Is there a difference between the drop center rims that came on some middle weight Schwinns, aside from the hubs, with drop center rims that would have come on a balloon bike?

Were the drop center rims that came on middle weights optional on all middle weight models and years?

Thanks,
Chris


----------



## rollfaster (Mar 24, 2014)

*Hey Chris*

Schwinn didn't use drop center rims on middleweights, at least none I've ever seen. They use the weird 1/34 size flat straight side hoops. Middleweights of other makes used drop centers that were a little more narrow, to fit 1.75 size tires. You can mount a 2.125 size tire on that wheel without problem.. I hope this helps you out.
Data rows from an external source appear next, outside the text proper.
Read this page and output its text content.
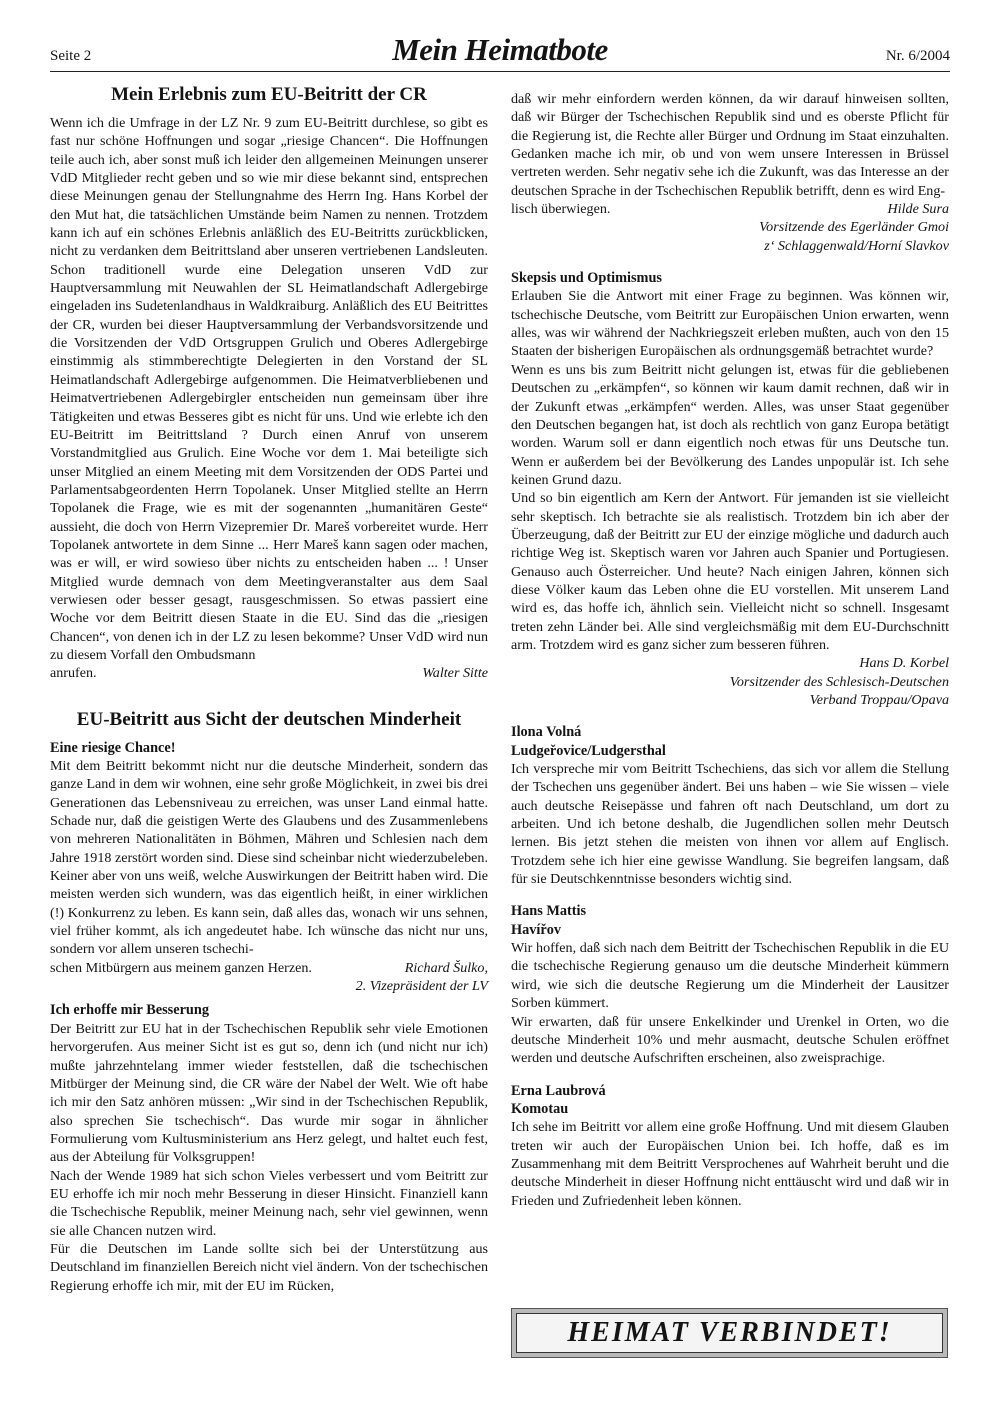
Seite 2	Mein Heimatbote	Nr. 6/2004
Mein Erlebnis zum EU-Beitritt der CR

Wenn ich die Umfrage in der LZ Nr. 9 zum EU-Beitritt durchlese, so gibt es fast nur schöne Hoffnungen und sogar „riesige Chancen“. Die Hoffnungen teile auch ich, aber sonst muß ich leider den allgemeinen Meinungen unserer VdD Mitglieder recht geben und so wie mir diese bekannt sind, entsprechen diese Meinungen genau der Stellungnahme des Herrn Ing. Hans Korbel der den Mut hat, die tatsächlichen Umstände beim Namen zu nennen. Trotzdem kann ich auf ein schönes Erlebnis anläßlich des EU-Beitritts zurückblicken, nicht zu verdanken dem Beitrittsland aber unseren vertriebenen Landsleuten. Schon traditionell wurde eine Delegation unseren VdD zur Hauptversammlung mit Neuwahlen der SL Heimatlandschaft Adlergebirge eingeladen ins Sudetenlandhaus in Waldkraiburg. Anläßlich des EU Beitrittes der CR, wurden bei dieser Hauptversammlung der Verbandsvorsitzende und die Vorsitzenden der VdD Ortsgruppen Grulich und Oberes Adlergebirge einstimmig als stimmberechtigte Delegierten in den Vorstand der SL Heimatlandschaft Adlergebirge aufgenommen. Die Heimatverbliebenen und Heimatvertriebenen Adlergebirgler entscheiden nun gemeinsam über ihre Tätigkeiten und etwas Besseres gibt es nicht für uns. Und wie erlebte ich den EU-Beitritt im Beitrittsland ? Durch einen Anruf von unserem Vorstandmitglied aus Grulich. Eine Woche vor dem 1. Mai beteiligte sich unser Mitglied an einem Meeting mit dem Vorsitzenden der ODS Partei und Parlamentsabgeordenten Herrn Topolanek. Unser Mitglied stellte an Herrn Topolanek die Frage, wie es mit der sogenannten „humanitären Geste“ aussieht, die doch von Herrn Vizepremier Dr. Mareš vorbereitet wurde. Herr Topolanek antwortete in dem Sinne ... Herr Mareš kann sagen oder machen, was er will, er wird sowieso über nichts zu entscheiden haben ... ! Unser Mitglied wurde demnach von dem Meetingveranstalter aus dem Saal verwiesen oder besser gesagt, rausgeschmissen. So etwas passiert eine Woche vor dem Beitritt diesen Staate in die EU. Sind das die „riesigen Chancen“, von denen ich in der LZ zu lesen bekomme? Unser VdD wird nun zu diesem Vorfall den Ombudsmann

anrufen.	Walter Sitte
EU-Beitritt aus Sicht der deutschen Minderheit
Eine riesige Chance!

Mit dem Beitritt bekommt nicht nur die deutsche Minderheit, sondern das ganze Land in dem wir wohnen, eine sehr große Möglichkeit, in zwei bis drei Generationen das Lebensniveau zu erreichen, was unser Land einmal hatte. Schade nur, daß die geistigen Werte des Glaubens und des Zusammenlebens von mehreren Nationalitäten in Böhmen, Mähren und Schlesien nach dem Jahre 1918 zerstört worden sind. Diese sind scheinbar nicht wiederzubeleben. Keiner aber von uns weiß, welche Auswirkungen der Beitritt haben wird. Die meisten werden sich wundern, was das eigentlich heißt, in einer wirklichen (!) Konkurrenz zu leben. Es kann sein, daß alles das, wonach wir uns sehnen, viel früher kommt, als ich angedeutet habe. Ich wünsche das nicht nur uns, sondern vor allem unseren tschechi-

schen Mitbürgern aus meinem ganzen Herzen.	Richard Šulko,

2. Vizepräsident der LV

Ich erhoffe mir Besserung

Der Beitritt zur EU hat in der Tschechischen Republik sehr viele Emotionen hervorgerufen. Aus meiner Sicht ist es gut so, denn ich (und nicht nur ich) mußte jahrzehntelang immer wieder feststellen, daß die tschechischen Mitbürger der Meinung sind, die CR wäre der Nabel der Welt. Wie oft habe ich mir den Satz anhören müssen: „Wir sind in der Tschechischen Republik, also sprechen Sie tschechisch“. Das wurde mir sogar in ähnlicher Formulierung vom Kultusministerium ans Herz gelegt, und haltet euch fest, aus der Abteilung für Volksgruppen!

Nach der Wende 1989 hat sich schon Vieles verbessert und vom Beitritt zur EU erhoffe ich mir noch mehr Besserung in dieser Hinsicht. Finanziell kann die Tschechische Republik, meiner Meinung nach, sehr viel gewinnen, wenn sie alle Chancen nutzen wird.

Für die Deutschen im Lande sollte sich bei der Unterstützung aus Deutschland im finanziellen Bereich nicht viel ändern. Von der tschechischen Regierung erhoffe ich mir, mit der EU im Rücken,

daß wir mehr einfordern werden können, da wir darauf hinweisen sollten, daß wir Bürger der Tschechischen Republik sind und es oberste Pflicht für die Regierung ist, die Rechte aller Bürger und Ordnung im Staat einzuhalten. Gedanken mache ich mir, ob und von wem unsere Interessen in Brüssel vertreten werden. Sehr negativ sehe ich die Zukunft, was das Interesse an der deutschen Sprache in der Tschechischen Republik betrifft, denn es wird Eng-

lisch überwiegen.	Hilde Sura

Vorsitzende des Egerländer Gmoi

z‘ Schlaggenwald/Horní Slavkov

Skepsis und Optimismus

Erlauben Sie die Antwort mit einer Frage zu beginnen. Was können wir, tschechische Deutsche, vom Beitritt zur Europäischen Union erwarten, wenn alles, was wir während der Nachkriegszeit erleben mußten, auch von den 15 Staaten der bisherigen Europäischen als ordnungsgemäß betrachtet wurde?

Wenn es uns bis zum Beitritt nicht gelungen ist, etwas für die gebliebenen Deutschen zu „erkämpfen“, so können wir kaum damit rechnen, daß wir in der Zukunft etwas „erkämpfen“ werden. Alles, was unser Staat gegenüber den Deutschen begangen hat, ist doch als rechtlich von ganz Europa betätigt worden. Warum soll er dann eigentlich noch etwas für uns Deutsche tun. Wenn er außerdem bei der Bevölkerung des Landes unpopulär ist. Ich sehe keinen Grund dazu.

Und so bin eigentlich am Kern der Antwort. Für jemanden ist sie vielleicht sehr skeptisch. Ich betrachte sie als realistisch. Trotzdem bin ich aber der Überzeugung, daß der Beitritt zur EU der einzige mögliche und dadurch auch richtige Weg ist. Skeptisch waren vor Jahren auch Spanier und Portugiesen. Genauso auch Österreicher. Und heute? Nach einigen Jahren, können sich diese Völker kaum das Leben ohne die EU vorstellen. Mit unserem Land wird es, das hoffe ich, ähnlich sein. Vielleicht nicht so schnell. Insgesamt treten zehn Länder bei. Alle sind vergleichsmäßig mit dem EU-Durchschnitt arm. Trotzdem wird es ganz sicher zum besseren führen.

Hans D. Korbel

Vorsitzender des Schlesisch-Deutschen

Verband Troppau/Opava

Ilona Volná
Ludgeřovice/Ludgersthal

Ich verspreche mir vom Beitritt Tschechiens, das sich vor allem die Stellung der Tschechen uns gegenüber ändert. Bei uns haben – wie Sie wissen – viele auch deutsche Reisepässe und fahren oft nach Deutschland, um dort zu arbeiten. Und ich betone deshalb, die Jugendlichen sollen mehr Deutsch lernen. Bis jetzt stehen die meisten von ihnen vor allem auf Englisch. Trotzdem sehe ich hier eine gewisse Wandlung. Sie begreifen langsam, daß für sie Deutschkenntnisse besonders wichtig sind.

Hans Mattis
Havířov

Wir hoffen, daß sich nach dem Beitritt der Tschechischen Republik in die EU die tschechische Regierung genauso um die deutsche Minderheit kümmern wird, wie sich die deutsche Regierung um die Minderheit der Lausitzer Sorben kümmert.

Wir erwarten, daß für unsere Enkelkinder und Urenkel in Orten, wo die deutsche Minderheit 10% und mehr ausmacht, deutsche Schulen eröffnet werden und deutsche Aufschriften erscheinen, also zweisprachige.

Erna Laubrová
Komotau

Ich sehe im Beitritt vor allem eine große Hoffnung. Und mit diesem Glauben treten wir auch der Europäischen Union bei. Ich hoffe, daß es im Zusammenhang mit dem Beitritt Versprochenes auf Wahrheit beruht und die deutsche Minderheit in dieser Hoffnung nicht enttäuscht wird und daß wir in Frieden und Zufriedenheit leben können.

HEIMAT VERBINDET!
Rob.


----------



## island schwinn (Mar 24, 2014)

schwinn middleweights used the S7 tubular rims similiar to the S2,but a bit narrower and different rim bead diameter.S7 rims will only fit tires designated for them and are a 26x1 3/4 versus 26x1.75.
S2 rims will accept any standard 26" balloon size tire.


----------



## fat tire trader (Mar 24, 2014)

I guess that I have just seen drop center middle weight wheels that were put on middle weight Schwinns by their owners. I had assumed that they were  optional. So on the bike the 58 Schwinn that I am building up for a friend, I am going to use the drop centers so that he doesn't have to deal with S7s. In my opinion, S7s are one of the biggest mistakes that Schwinn ever made.
Thanks,
Chris


----------



## island schwinn (Mar 25, 2014)

i know of quite a few people that switched to standard dropcenter wheels to escape the tire hassle.i had a nice stock of S7 wheels because of it.the tires for S7's aren't so hard to find though.there are a few different makers now,and the prices are reasonable,around 15 bucks per tire.


----------



## dougfisk (Mar 26, 2014)

Because the S7's are actually taller (larger diameter), than the generic 26's, I actually prefer them if you want a midweight and not a balloon.


----------



## fat tire trader (Mar 26, 2014)

Makes sense. I was just talking to one of my old employers, a frame builder named Charlie Cunningham, about the merits of the new mountainbike tire sizes 650B and 29".


----------